Selain itu, ada 107 pesantren juga rusak parah. Untuk rumah ibadah, Menag menyebut 40 unit terdampak berat yang terdiri atas 16 masjid dan 24 gereja. Ada juga satu KUA yang rusak berat. Menurut Menag, rehabilitasi bertahap sudah berlangsung dan sebagian besar fasilitas telah kembali beroperasi.
“Sekarang alhamdulillah kita bisa lihat sudah dilakukan rehabilitasi bertahap pada 650 madrasah dan kegiatan belajar-mengajar sudah berjalan,” ujarnya.
Sebanyak 1.066 pondok pesantren juga sudah beroperasi dan kegiatan belajar-mengajar juga sudah berjalan. Selain itu, 1.553 rumah ibadah sudah digunakan, dan 101 KUA sudah beroperasi. Untuk satu KUA yang rusaknya paling berat, Kemenag menyiapkan layanan sementara.
Dalam paparannya, Menag juga menjelaskan skema perbaikan bangunan madrasah yang melibatkan dengan kementerian lain.
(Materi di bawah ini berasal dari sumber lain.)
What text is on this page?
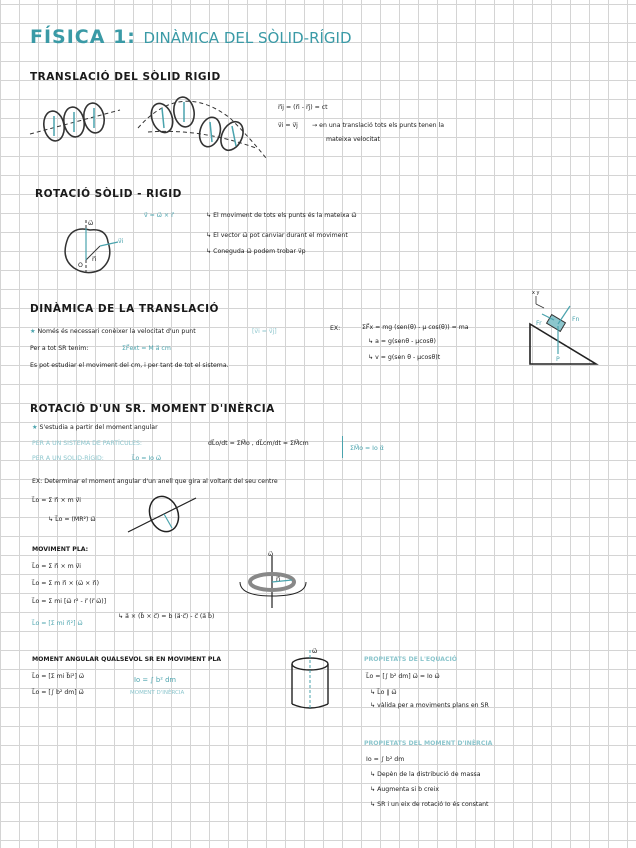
FÍSICA 1: DINÀMICA DEL SÒLID-RÍGID
TRANSLACIÓ DEL SÒLID RIGID
r⃗ij = (r⃗i - r⃗j) = ct
v⃗i = v⃗j → en una translació tots els punts tenen la
mateixa velocitat
ROTACIÓ SÒLID - RIGID
ω⃗
v⃗i
r⃗i
O
v⃗ = ω⃗ × r⃗	↳ El moviment de tots els punts és la mateixa ω⃗
↳ El vector ω⃗ pot canviar durant el moviment
↳ Coneguda ω⃗ podem trobar v⃗p
DINÀMICA DE LA TRANSLACIÓ
★ Només és necessari conèixer la velocitat d'un punt	[v⃗i = v⃗j]
Per a tot SR tenim:	ΣF⃗ext = M a⃗ cm
Es pot estudiar el moviment del cm, i per tant de tot el sistema.
EX:	ΣF⃗x = mg (sen(θ) - μ cos(θ)) = ma
↳ a = g(senθ - μcosθ)
↳ v = g(sen θ - μcosθ)t
Fn
Fr
P
x y
ROTACIÓ D'UN SR. MOMENT D'INÈRCIA
★ S'estudia a partir del moment angular
PER A UN SISTEMA DE PARTÍCULES:	dL⃗o/dt = ΣM⃗o , dL⃗cm/dt = ΣM⃗cm
ΣM⃗o = Io α⃗
PER A UN SOLID-RÍGID:	L⃗o = Io ω⃗
EX: Determinar el moment angular d'un anell que gira al voltant del seu centre
L⃗o = Σ r⃗i × m v⃗i
↳ L⃗o = (MR²) ω⃗
MOVIMENT PLA:
L⃗o = Σ r⃗i × m v⃗i
L⃗o = Σ m r⃗i × (ω⃗ × r⃗i)
L⃗o = Σ mi [ω⃗ r² - r⃗ (r⃗ ω⃗)]
↳ a⃗ × (b⃗ × c⃗) = b (a⃗·c⃗) - c⃗ (a⃗ b⃗)
L⃗o = [Σ mi r⃗i²] ω⃗
ω⃗
r⃗i
MOMENT ANGULAR QUALSEVOL SR EN MOVIMENT PLA
L⃗o = [Σ mi b⃗i²] ω⃗
L⃗o = [∫ b² dm] ω⃗
Io = ∫ b² dm
MOMENT D'INÈRCIA
ω⃗
PROPIETATS DE L'EQUACIÓ
L⃗o = [∫ b² dm] ω⃗ = Io ω⃗
↳ L⃗o ∥ ω⃗
↳ vàlida per a moviments plans en SR
PROPIETATS DEL MOMENT D'INÈRCIA
Io = ∫ b² dm
↳ Depèn de la distribució de massa
↳ Augmenta si b creix
↳ SR i un eix de rotació Io és constant
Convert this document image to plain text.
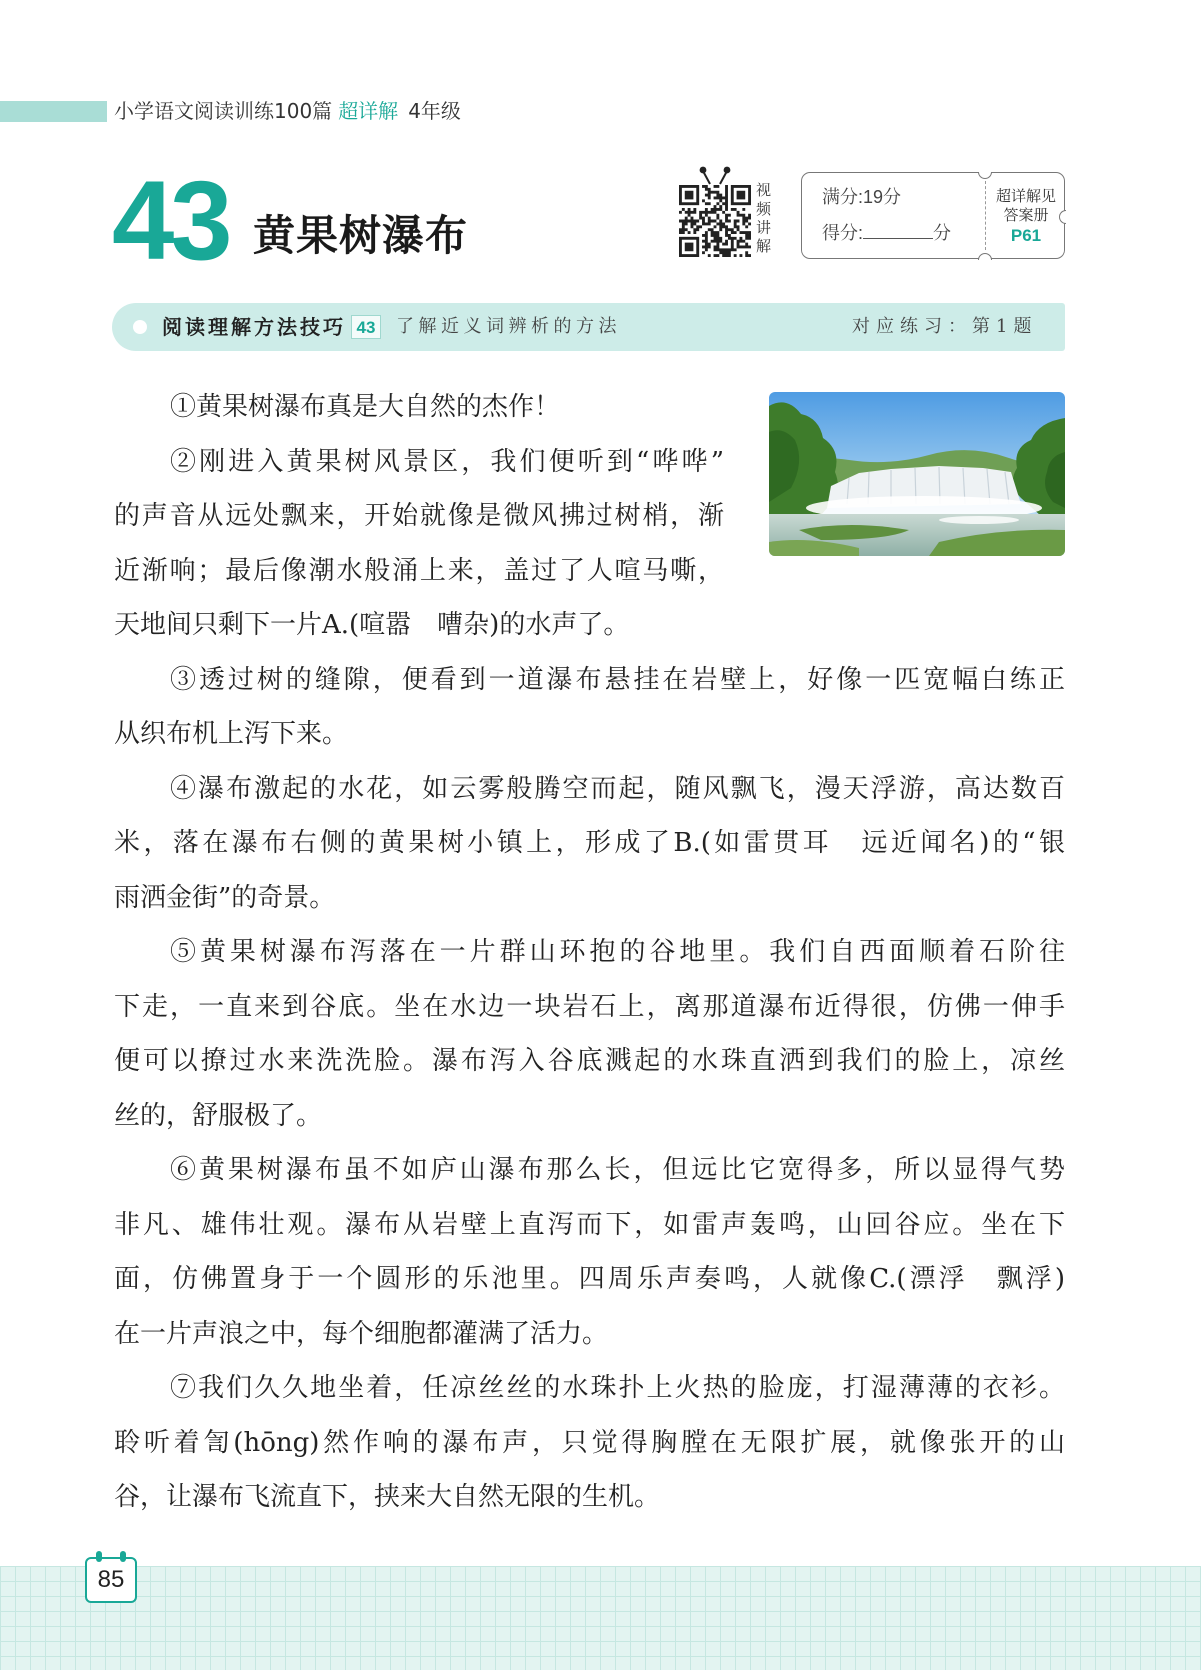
小学语文阅读训练100篇 超详解 4年级
43 黄果树瀑布	视频讲解	满分:19分
得分:	分
超详解见
答案册
P61
阅读理解方法技巧 43	了解近义词辨析的方法	对应练习：第1题
①黄果树瀑布真是大自然的杰作！
②刚进入黄果树风景区，我们便听到“哗哗”
的声音从远处飘来，开始就像是微风拂过树梢，渐
近渐响；最后像潮水般涌上来，盖过了人喧马嘶，
天地间只剩下一片A.(喧嚣　嘈杂)的水声了。
③透过树的缝隙，便看到一道瀑布悬挂在岩壁上，好像一匹宽幅白练正
从织布机上泻下来。
④瀑布激起的水花，如云雾般腾空而起，随风飘飞，漫天浮游，高达数百
米，落在瀑布右侧的黄果树小镇上，形成了B.(如雷贯耳　远近闻名)的“银
雨洒金街”的奇景。
⑤黄果树瀑布泻落在一片群山环抱的谷地里。我们自西面顺着石阶往
下走，一直来到谷底。坐在水边一块岩石上，离那道瀑布近得很，仿佛一伸手
便可以撩过水来洗洗脸。瀑布泻入谷底溅起的水珠直洒到我们的脸上，凉丝
丝的，舒服极了。
⑥黄果树瀑布虽不如庐山瀑布那么长，但远比它宽得多，所以显得气势
非凡、雄伟壮观。瀑布从岩壁上直泻而下，如雷声轰鸣，山回谷应。坐在下
面，仿佛置身于一个圆形的乐池里。四周乐声奏鸣，人就像C.(漂浮　飘浮)
在一片声浪之中，每个细胞都灌满了活力。
⑦我们久久地坐着，任凉丝丝的水珠扑上火热的脸庞，打湿薄薄的衣衫。
聆听着訇(hōng)然作响的瀑布声，只觉得胸膛在无限扩展，就像张开的山
谷，让瀑布飞流直下，挟来大自然无限的生机。
85
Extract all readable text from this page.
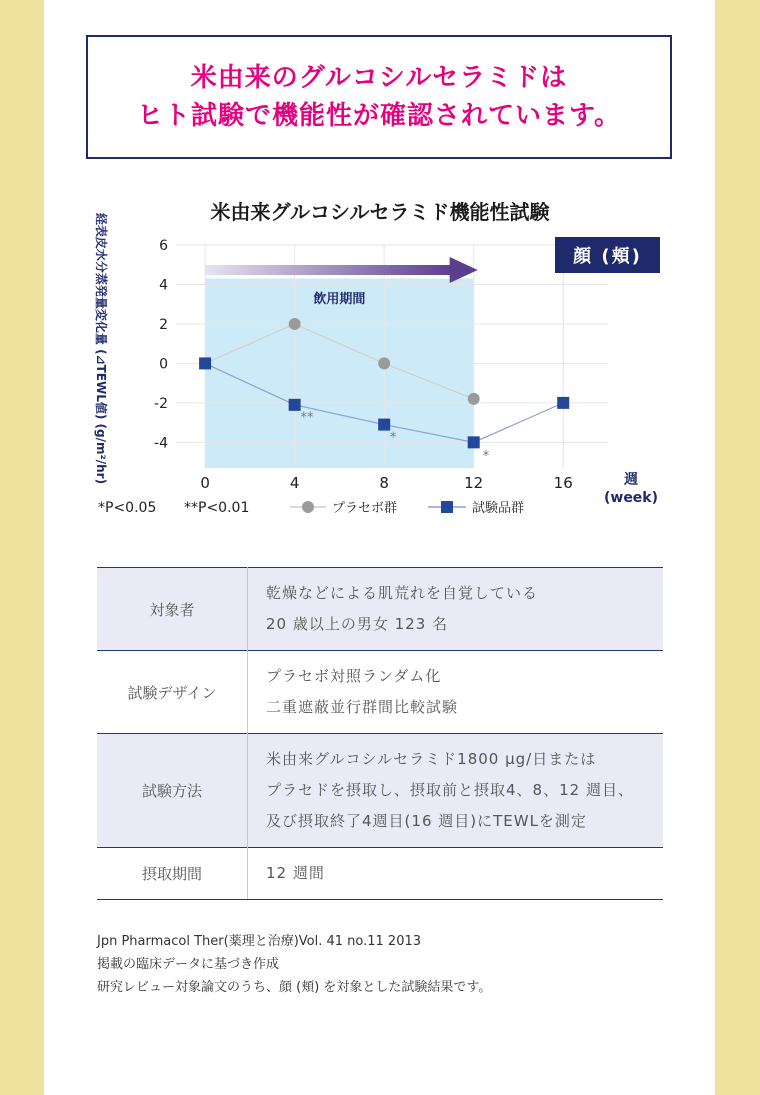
米由来のグルコシルセラミドは
ヒト試験で機能性が確認されています。
米由来グルコシルセラミド機能性試験
飲用期間
6
4
2
0
-2
-4
0	4	8	12	16	週
(week)
**
*
*
*P<0.05 **P<0.01	プラセボ群	試験品群
顔 (頬)
経表皮水分蒸発量変化量 (⊿TEWL値) (g/m²/hr)
対象者	乾燥などによる肌荒れを自覚している
20 歳以上の男女 123 名

試験デザイン	プラセボ対照ランダム化
二重遮蔽並行群間比較試験

試験方法	米由来グルコシルセラミド1800 μg/日または
プラセドを摂取し、摂取前と摂取4、8、12 週目、
及び摂取終了4週目(16 週目)にTEWLを測定

摂取期間	12 週間
Jpn Pharmacol Ther(薬理と治療)Vol. 41 no.11 2013
掲載の臨床データに基づき作成
研究レビュー対象論文のうち、顔 (頬) を対象とした試験結果です。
Ia mengatakan renovasi dan pembangunan gedung madrasah dikerjakan melalui kerja sama dengan Kementerian Pekerjaan Umum (PU).
“Untuk renovasi dan pembangunan gedung-gedung madrasah kami kerjasama dengan Kementerian PU,” ujarnya.

Terkait pendanaan, Menag menyampaikan Kemenag menyiapkan anggaran untuk rehabilitasi dan rekonstruksi fasilitas yang rusak berat, termasuk rencana penanganan tambahan. Menag menyebut 123 madrasah masuk dalam perencanaan aksi rehabilitasi dan rekonstruksi rusak berat.
Untuk dukungan sarana dan prasarana serta kebutuhan pembelajaran, Kemenag mengusulkan anggaran Rp85,5 miliar. Untuk 107 pondok pesantren, bantuan rehabilitasi dan rekonstruksi sebesar Rp74,1 miliar. Sementara untuk 40 rumah ibadah, bantuan stimulasi rehabilitasi dan rekonstruksi sebesar Rp20 miliar. Adapun untuk satu KUA yang harus dipindah, ia menyebut kebutuhan pengadaan lahan dan rekonstruksi senilai Rp3M karena memang sudah harus dipindah.
Menag juga menyinggung dukungan anggaran yang pernah disalurkan melalui Ditjen Pendidikan Islam untuk fasilitas pendidikan terdampak bencana pada 2025, dengan contoh wilayah Aceh, Sumatera Utara, dan Sumatera Barat. Untuk Aceh,
Ia menyebut anggaran fasilitas pendidikan senilai Rp1,8 miliar dan untuk madrasah sekitar Rp13,1 miliar. Untuk Sumatera Utara, ia menyebut total anggaran untuk pesantren senilai Rp600 juta dan untuk madrasah senilai 600 juta. Sementara untuk Sumatera Barat, ia menyampaikan anggaran fasilitas pendidikan senilai Rp9,4 miliar dan madrasah senilai 4,2 M.